Neck Pain Relief: Anterior Cervical Discectomy and Fusion (ACDF)
An anterior cervical discectomy and fusion (ACDF) is a procedure for neck pain treatment that involves going through the front of the neck with a small incision and removing the intervertebral disc. The intervertebral disc is the cushion between two vertebral bodies. We remove that cushion, replace it with a piece of bone and get the two vertebral bodies to fuse together into one.
Anterior cervical discectomy and fusion (ACDF) is used in the treatment of either a radiculopathy or a nerve root injury, which will manifest as pain, numbness or tingling down the arm.
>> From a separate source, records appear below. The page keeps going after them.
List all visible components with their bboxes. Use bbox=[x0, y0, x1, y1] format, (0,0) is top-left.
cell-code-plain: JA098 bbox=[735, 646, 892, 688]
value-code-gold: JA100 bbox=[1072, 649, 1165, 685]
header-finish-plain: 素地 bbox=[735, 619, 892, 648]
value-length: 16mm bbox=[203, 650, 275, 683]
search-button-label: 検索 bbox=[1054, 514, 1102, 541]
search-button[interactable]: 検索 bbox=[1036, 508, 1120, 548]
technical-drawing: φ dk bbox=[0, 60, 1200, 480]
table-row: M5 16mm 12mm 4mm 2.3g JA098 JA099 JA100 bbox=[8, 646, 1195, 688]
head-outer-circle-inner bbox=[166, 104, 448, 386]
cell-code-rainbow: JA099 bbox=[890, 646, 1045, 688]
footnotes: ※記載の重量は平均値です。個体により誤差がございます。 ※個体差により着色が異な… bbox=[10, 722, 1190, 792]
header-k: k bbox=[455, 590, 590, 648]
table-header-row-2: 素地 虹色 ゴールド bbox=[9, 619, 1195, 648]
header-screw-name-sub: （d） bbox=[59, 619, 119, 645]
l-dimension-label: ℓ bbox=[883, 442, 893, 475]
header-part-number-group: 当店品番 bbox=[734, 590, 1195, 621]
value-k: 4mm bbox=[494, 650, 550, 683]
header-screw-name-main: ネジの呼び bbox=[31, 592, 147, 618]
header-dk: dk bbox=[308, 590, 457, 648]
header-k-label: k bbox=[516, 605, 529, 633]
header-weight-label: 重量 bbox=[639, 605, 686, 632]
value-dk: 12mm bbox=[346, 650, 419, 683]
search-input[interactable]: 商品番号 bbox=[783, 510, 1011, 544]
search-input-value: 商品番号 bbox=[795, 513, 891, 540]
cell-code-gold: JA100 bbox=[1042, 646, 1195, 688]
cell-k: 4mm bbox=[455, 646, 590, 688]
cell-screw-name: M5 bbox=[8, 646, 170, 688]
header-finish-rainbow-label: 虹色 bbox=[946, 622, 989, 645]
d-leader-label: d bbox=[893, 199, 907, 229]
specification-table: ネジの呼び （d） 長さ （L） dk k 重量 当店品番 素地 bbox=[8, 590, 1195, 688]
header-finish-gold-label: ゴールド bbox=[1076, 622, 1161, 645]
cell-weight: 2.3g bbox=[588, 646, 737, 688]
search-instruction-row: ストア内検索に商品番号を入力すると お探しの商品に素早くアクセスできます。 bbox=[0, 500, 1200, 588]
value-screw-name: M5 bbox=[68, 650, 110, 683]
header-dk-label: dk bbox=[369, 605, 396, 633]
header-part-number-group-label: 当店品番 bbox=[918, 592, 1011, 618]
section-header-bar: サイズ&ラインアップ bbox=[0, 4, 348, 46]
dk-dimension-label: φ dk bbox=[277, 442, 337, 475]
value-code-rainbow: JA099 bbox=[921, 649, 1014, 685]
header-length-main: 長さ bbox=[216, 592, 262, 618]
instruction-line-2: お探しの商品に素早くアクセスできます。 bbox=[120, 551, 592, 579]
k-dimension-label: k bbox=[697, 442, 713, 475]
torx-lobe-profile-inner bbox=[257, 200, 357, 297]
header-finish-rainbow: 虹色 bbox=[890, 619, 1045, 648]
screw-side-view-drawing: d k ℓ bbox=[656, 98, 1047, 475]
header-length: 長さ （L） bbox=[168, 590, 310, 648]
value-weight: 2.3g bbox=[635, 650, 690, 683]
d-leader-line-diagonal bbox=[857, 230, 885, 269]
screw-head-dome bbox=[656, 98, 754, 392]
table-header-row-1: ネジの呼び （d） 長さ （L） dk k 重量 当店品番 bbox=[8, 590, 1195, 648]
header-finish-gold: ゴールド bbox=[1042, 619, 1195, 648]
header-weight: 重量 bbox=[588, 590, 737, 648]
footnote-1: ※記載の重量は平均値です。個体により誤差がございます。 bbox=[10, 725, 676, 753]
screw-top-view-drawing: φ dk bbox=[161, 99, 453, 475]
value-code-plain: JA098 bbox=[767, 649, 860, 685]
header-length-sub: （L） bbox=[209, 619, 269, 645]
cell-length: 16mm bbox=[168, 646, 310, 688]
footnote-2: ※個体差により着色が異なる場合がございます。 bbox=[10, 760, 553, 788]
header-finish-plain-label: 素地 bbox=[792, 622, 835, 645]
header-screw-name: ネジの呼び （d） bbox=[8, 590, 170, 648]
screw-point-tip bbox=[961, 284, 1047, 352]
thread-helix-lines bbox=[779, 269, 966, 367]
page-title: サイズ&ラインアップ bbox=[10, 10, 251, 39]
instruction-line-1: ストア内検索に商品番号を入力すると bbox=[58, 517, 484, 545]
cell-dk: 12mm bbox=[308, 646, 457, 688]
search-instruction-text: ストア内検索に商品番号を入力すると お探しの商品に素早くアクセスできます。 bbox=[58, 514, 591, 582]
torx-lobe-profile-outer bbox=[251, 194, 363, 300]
It can also be used to treat myelopathy – a compression of the spinal cord itself – which will manifest as balance and coordination issues or trouble with fine motor skills.
The advantage of the ACDF approach, if you compare it to the posterior approach, is it’s typically much better tolerated by patients. They report less pain. The hospital stay is much shorter. Blood loss is much less, and the recuperation from the surgery itself in general is much less.
Following ACDF, the recovery typically means a hospital stay of 1-2 days. Physical therapy typically isn’t initiated until three months down the road. We are trying to get the bones to fuse together to heal into one, so in that three-month timeframe we don’t want you doing anything much more rigorous than possibly going up and down stairs, just to give those bones time to heal together.
The one thing I always make sure to tell patients who are undergoing an ACDF is the problem with swallowing that can occur after surgery. Most patients say it does resolve and it does improve with time, but I’ve found that to be the thing that’s most surprising to patients following neck pain relief surgery.